Come sosteneva il grande slavista Riccardo Picchio (1923–2011), chi conosce una lingua slava può serbare almeno la certezza di non morire di fame o sete per migliaia di chilometri (orientativamente “dall’Adriatico al Mar Giallo”). Proprio per questo il modo migliore di approcciare questo vastissimo “territorio” a mio parere è quello di partire da Occidente (ceco-slovacco-polacco) o dal Meridione balcanico, invece di gettarsi immediatamente sul russo.

Non solo per assimilare il lessico più facilmente grazie all’utilizzo dell’alfabeto latino,  ma soprattutto per abituarsi all’uso particolare che la slavofonia fa dei casi. L’argomento talvolta viene affrontato un po’ alla leggera dai testi di grammatica, i quali dapprima lasciano intendere che i casi rispondano alle solite domandine (genitivo “di chi? di che cosa?”, strumentale “con chi/cosa?”, locativo “dove?”) ma poi aggiungono una trentina di pagine di “eccezioni”, rendendo nella pratica impossibile avere una visione d’insieme o trovare dei punti fermi sui quali costruire una sola frase.
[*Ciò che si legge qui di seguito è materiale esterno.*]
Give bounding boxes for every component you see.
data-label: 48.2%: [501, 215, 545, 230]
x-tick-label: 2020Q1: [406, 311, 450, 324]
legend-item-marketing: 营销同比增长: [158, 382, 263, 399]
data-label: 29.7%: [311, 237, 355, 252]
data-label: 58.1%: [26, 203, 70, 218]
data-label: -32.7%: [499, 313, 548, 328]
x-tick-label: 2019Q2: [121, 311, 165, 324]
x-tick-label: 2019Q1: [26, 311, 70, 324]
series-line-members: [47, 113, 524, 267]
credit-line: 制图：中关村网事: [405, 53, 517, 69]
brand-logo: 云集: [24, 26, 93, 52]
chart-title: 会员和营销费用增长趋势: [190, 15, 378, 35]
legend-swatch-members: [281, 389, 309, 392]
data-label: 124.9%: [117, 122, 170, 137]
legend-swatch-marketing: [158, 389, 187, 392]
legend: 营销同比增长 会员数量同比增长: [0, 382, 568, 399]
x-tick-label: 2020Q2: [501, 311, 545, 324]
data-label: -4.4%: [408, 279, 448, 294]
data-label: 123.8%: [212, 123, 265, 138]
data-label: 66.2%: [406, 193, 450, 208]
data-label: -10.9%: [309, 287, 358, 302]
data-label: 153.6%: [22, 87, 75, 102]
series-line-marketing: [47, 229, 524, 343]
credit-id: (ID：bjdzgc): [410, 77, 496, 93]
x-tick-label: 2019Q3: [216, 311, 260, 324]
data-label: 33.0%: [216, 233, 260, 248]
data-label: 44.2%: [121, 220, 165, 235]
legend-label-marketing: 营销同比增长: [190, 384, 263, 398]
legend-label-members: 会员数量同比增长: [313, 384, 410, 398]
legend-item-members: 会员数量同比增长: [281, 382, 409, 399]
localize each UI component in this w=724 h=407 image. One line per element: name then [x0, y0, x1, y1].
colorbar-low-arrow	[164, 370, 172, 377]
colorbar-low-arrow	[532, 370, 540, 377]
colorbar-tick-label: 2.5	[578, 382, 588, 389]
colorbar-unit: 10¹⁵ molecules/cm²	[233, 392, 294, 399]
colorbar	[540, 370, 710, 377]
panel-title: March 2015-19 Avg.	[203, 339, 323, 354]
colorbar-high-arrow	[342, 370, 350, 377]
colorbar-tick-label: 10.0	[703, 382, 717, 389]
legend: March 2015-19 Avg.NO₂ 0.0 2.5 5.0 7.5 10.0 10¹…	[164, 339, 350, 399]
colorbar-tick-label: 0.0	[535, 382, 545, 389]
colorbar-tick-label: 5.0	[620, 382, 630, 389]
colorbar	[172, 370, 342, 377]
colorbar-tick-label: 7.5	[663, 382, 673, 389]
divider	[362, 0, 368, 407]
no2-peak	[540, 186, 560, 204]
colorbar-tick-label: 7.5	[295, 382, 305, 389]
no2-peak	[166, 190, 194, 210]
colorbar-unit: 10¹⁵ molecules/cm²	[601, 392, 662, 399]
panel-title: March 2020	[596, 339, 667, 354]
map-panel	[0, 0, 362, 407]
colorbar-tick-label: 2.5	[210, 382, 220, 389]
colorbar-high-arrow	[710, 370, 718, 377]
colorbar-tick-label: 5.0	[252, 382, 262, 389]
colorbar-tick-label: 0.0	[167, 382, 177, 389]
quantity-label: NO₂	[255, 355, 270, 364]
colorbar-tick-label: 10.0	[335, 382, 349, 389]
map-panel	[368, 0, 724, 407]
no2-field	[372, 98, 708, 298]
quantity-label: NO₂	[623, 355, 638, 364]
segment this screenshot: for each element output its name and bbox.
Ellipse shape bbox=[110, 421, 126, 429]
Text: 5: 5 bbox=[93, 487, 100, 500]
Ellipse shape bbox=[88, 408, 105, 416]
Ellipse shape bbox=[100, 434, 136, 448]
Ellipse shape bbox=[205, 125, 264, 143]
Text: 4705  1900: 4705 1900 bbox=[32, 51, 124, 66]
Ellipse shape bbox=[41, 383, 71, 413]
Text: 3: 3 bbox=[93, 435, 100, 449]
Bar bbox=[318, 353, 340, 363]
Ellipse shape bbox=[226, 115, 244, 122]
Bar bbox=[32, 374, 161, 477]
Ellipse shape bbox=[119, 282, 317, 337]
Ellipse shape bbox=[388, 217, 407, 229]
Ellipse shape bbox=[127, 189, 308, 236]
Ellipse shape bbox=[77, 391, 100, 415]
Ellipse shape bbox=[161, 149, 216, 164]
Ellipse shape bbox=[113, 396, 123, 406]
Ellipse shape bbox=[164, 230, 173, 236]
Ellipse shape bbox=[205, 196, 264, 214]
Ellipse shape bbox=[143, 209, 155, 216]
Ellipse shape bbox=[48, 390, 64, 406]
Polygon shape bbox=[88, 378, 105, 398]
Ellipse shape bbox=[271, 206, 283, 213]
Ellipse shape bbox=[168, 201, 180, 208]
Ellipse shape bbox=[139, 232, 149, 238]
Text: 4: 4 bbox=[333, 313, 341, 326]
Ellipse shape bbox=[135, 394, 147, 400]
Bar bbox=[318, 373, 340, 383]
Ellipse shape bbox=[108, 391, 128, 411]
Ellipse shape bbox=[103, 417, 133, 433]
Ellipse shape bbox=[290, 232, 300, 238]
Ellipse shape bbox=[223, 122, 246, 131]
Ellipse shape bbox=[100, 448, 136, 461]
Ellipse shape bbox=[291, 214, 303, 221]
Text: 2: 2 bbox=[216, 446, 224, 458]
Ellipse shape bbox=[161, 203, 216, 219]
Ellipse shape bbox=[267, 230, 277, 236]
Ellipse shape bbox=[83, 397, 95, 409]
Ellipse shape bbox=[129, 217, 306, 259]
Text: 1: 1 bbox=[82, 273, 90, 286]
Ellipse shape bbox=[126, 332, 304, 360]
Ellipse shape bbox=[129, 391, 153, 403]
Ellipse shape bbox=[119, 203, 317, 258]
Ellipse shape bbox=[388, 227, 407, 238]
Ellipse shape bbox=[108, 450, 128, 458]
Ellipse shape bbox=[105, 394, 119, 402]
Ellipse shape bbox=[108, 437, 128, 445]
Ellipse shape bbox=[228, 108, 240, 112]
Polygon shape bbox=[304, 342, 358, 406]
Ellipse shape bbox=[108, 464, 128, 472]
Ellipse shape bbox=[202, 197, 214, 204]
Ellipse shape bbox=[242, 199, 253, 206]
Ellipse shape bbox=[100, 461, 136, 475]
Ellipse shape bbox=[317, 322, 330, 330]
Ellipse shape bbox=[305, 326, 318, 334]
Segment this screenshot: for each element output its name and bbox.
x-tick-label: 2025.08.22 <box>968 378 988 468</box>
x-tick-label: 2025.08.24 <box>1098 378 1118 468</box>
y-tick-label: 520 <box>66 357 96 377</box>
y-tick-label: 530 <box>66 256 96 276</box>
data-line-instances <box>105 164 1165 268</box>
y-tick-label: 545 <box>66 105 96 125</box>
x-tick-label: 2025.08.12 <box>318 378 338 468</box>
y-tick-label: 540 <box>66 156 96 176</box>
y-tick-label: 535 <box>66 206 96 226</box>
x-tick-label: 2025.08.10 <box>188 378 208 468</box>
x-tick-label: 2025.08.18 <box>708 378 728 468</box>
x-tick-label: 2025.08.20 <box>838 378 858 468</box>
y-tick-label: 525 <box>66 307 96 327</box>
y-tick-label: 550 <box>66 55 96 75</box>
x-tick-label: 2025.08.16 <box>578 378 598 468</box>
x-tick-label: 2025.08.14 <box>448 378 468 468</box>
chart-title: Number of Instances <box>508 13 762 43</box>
Per capire come funziona una grammatica slava, dobbiamo ad esempio pensare che in polacco per indicare il predicato nominale in presenza di un sostantivo si usa il caso strumentale (Polska jest krajem [“La Polonia è un Paese”]; Jestem prawnikiem [“Sono un avvocato”]), mentre con un aggettivo si deve usare il nominativo (Matka jest wesoła [“La mamma è felice”]; Chleb jest dobry [“Il pane è buono”]); se invece ci si trova di fronte a un nome e un aggettivo allora si usa ancora lo strumentale (Matka jest wesołą kobietą [“La mamma è una donna felice”]; Polska jest ciekawym krajem [“La Polonia è un Paese interessante”]).

In pratica l’aggettivo concorda col soggetto (nominativo), il sostantivo invece vuole lo strumentale (e l’aggettivo che lo accompagna si “conforma” a esso). È giusto dire che To ćwiczenie jest irytujące (“Questo esercizio è noioso” [nom.]), in tutti i sensi – ma con la pratica si riesce a farsene una ragione.

Un’altra eccezione (sempre a titolo d’esempio) è rappresentata dall’utilizzo dell’accusativo laddove parrebbe più che pacifico usare un locativo. Si veda l’espressione Upaść na ziemię (“Cadere per terra”), che vuole l’accusativo di ziemia (“terra”). Questo accade perché la proposizione “na” può indicare un’azione dinamica o statica. Quando è statica, si usa il locativo: Gdzie jesteś? Na koncercie (“Dove sei? Al concerto”); Gdzie jest książka? Na ziemi (“Dov’è il libro? Per terra”). Quando invece è dinamica, vuole l’accusativo: Gdzie idziesz? Na koncert (“Dove vai? Al concerto”); Gdzie kładziesz książkę? Na ziemię (“Dove appoggi il libro? Per terra”).

Prima di scalare la russofonia bisognerebbe dunque farsi le ossa con qualcosa di più vicino alla nostra sensibilità: solitamente io consiglio appunto il polacco, oppure il croato, in quanto culturalmente più affini alla latinità (e all’italianità in particolare).